In 1827, he republished his Lettres sur l'histoire de France, with the addition of fifteen new ones, in which he described some of the more striking episodes in the history of the rise of the medieval communes. The chronicles of the 11th and 12th centuries and a few communal charters provided him with materials for a solid work. For this reason his work on the communes has not become so out of date as his Norman Conquest; but he was too apt to generalise from the facts furnished by a few striking cases which occurred in a small portion of France, and helped to spread among the public, and even among professional historians, mistaken ideas concerning one of the most complex problems relating to the social origins of France.

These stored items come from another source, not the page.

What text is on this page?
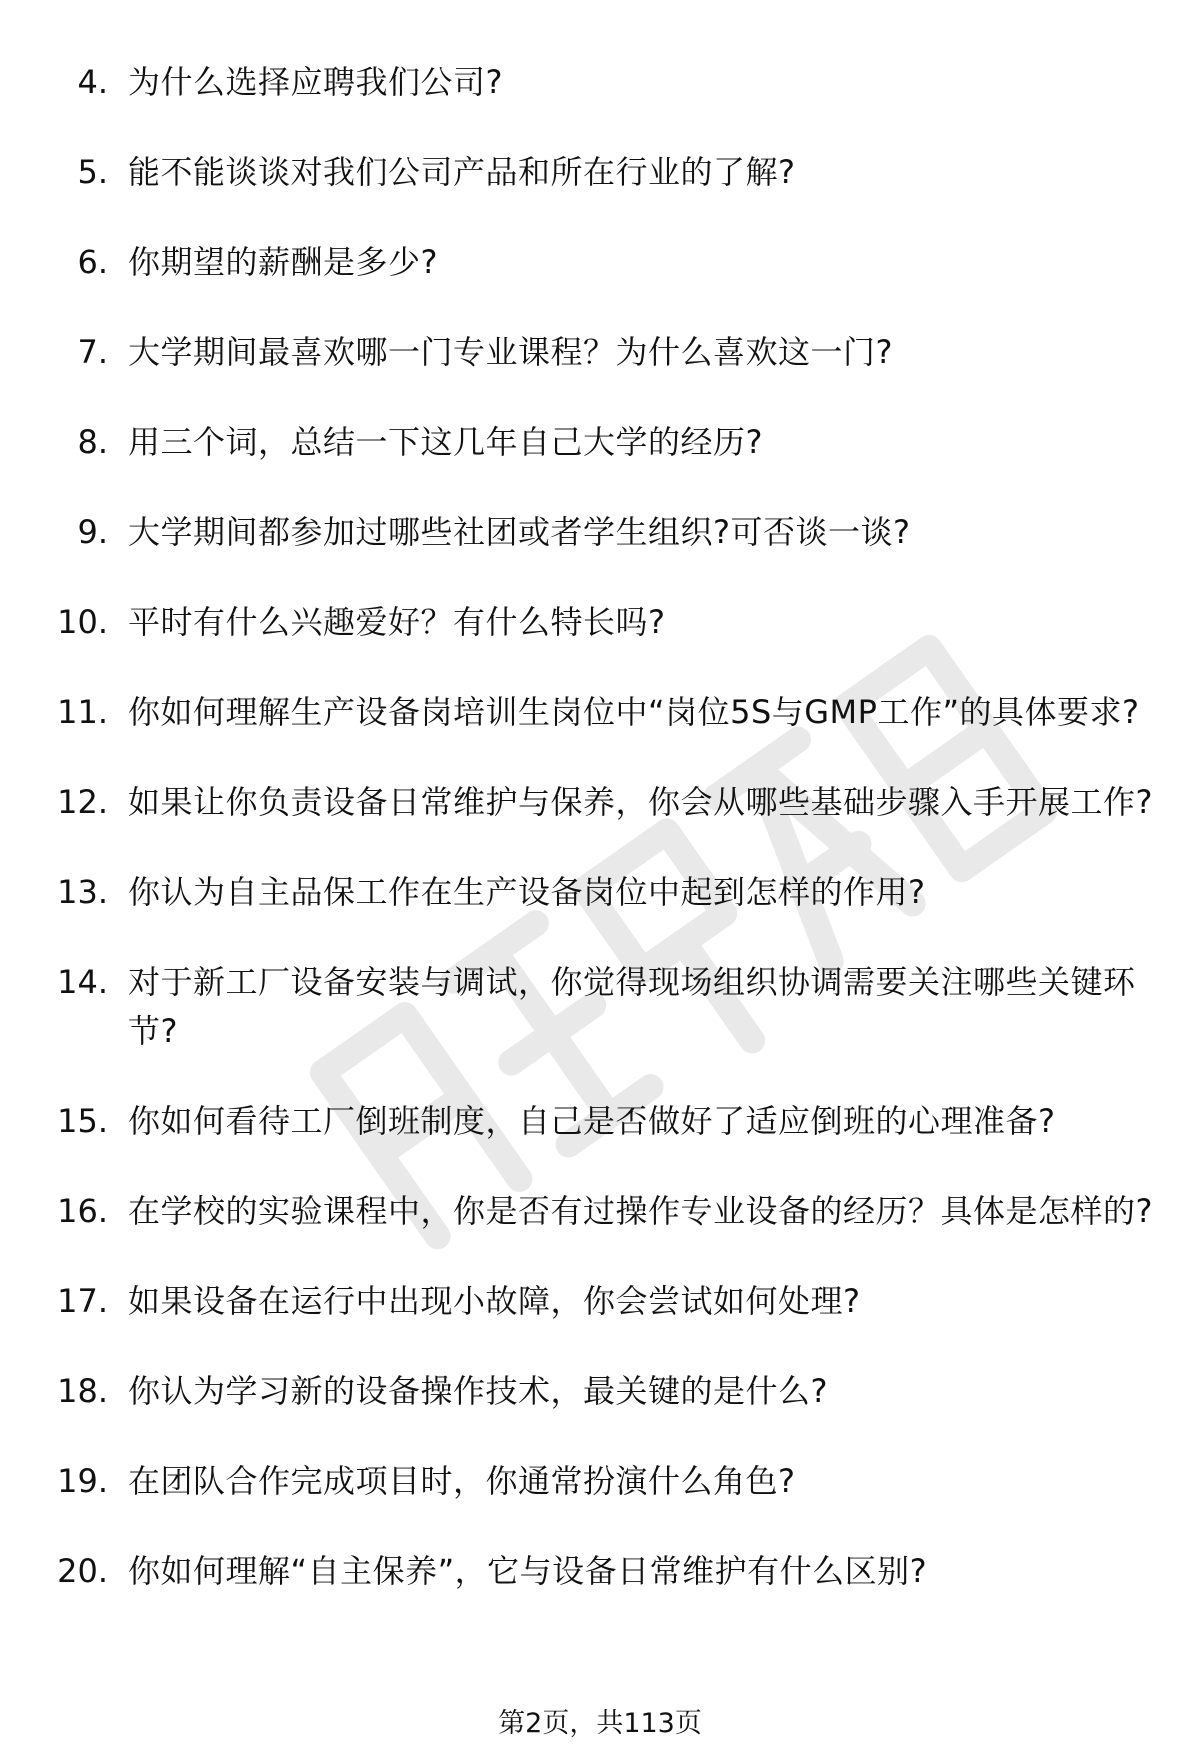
4. 为什么选择应聘我们公司?
5. 能不能谈谈对我们公司产品和所在行业的了解?
6. 你期望的薪酬是多少?
7. 大学期间最喜欢哪一门专业课程？为什么喜欢这一门?
8. 用三个词，总结一下这几年自己大学的经历?
9. 大学期间都参加过哪些社团或者学生组织?可否谈一谈?
10. 平时有什么兴趣爱好？有什么特长吗?
11. 你如何理解生产设备岗培训生岗位中“岗位5S与GMP工作”的具体要求?
12. 如果让你负责设备日常维护与保养，你会从哪些基础步骤入手开展工作?
13. 你认为自主品保工作在生产设备岗位中起到怎样的作用?
14. 对于新工厂设备安装与调试，你觉得现场组织协调需要关注哪些关键环节?
15. 你如何看待工厂倒班制度，自己是否做好了适应倒班的心理准备?
16. 在学校的实验课程中，你是否有过操作专业设备的经历？具体是怎样的?
17. 如果设备在运行中出现小故障，你会尝试如何处理?
18. 你认为学习新的设备操作技术，最关键的是什么?
19. 在团队合作完成项目时，你通常扮演什么角色?
20. 你如何理解“自主保养”，它与设备日常维护有什么区别?
第2页，共113页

Thierry ardently supported the July Revolution and the triumph of liberal ideas; at this time, too, his brother Amédée was appointed prefect, and he went to live with him for four years. He now re-edited, under the title of Dix ans d'études historiques, his first essays in the Censeur européen and Le Courrier français (1834), and composed his Récits des temps mérovingiens, in which he vividly presented some of the stories of Gregory of Tours. These Récits appeared first in the Revue des deux mondes; when collected in volume form, they were preceded by long Considerations sur l'histoire de France.
From 7 May 1830, Thierry had already been a member of the Académie des Inscriptions et Belles Lettres; in 1841, on the motion of Villemain, the Académie française awarded him the first Prix Gobert. He continued to receive this prize for the next fifteen years. Moreover, he had been asked to edit a volume of the series Documents inédits containing a selection of acts bearing on the history of the Third Estate. Helped by collaborators (including Bourquelot and Louandre) he compiled, in four volumes, Recueil des monuments inédits de l'histoire du Tiers Etat (1850–70), which, however, bear only on the northern part of France. The preface appeared afterwards in a separate volume under the title of Histoire du Tiers Etat.
To Thierry belongs the credit for inaugurating in France the really critical study of the communal institutions. The last years of his life were clouded by domestic griefs and by illness. In 1844 he lost his wife, Julie de Querengal, who had been a capable and devoted collaborator in his studies. The Revolution of 1848 inflicted on him a final blow by overturning the regime of the Liberal bourgeoisie, whose triumph he had hailed and justified as the necessary outcome of the whole course of French history. Thierry began to abandon the strict rationalism that had hitherto estranged him from the Catholic Church. When Catholic writers criticised the "historical errors" in his writings he promised to correct them, and in the final edition of his Histoire de la Conquête his severe judgments of Vatican policies are eliminated. Though he did not renounce his liberal friends, he sought the company of enlightened priests, and just before his death seems disposed to reentering the Church. He died in Paris in 1856.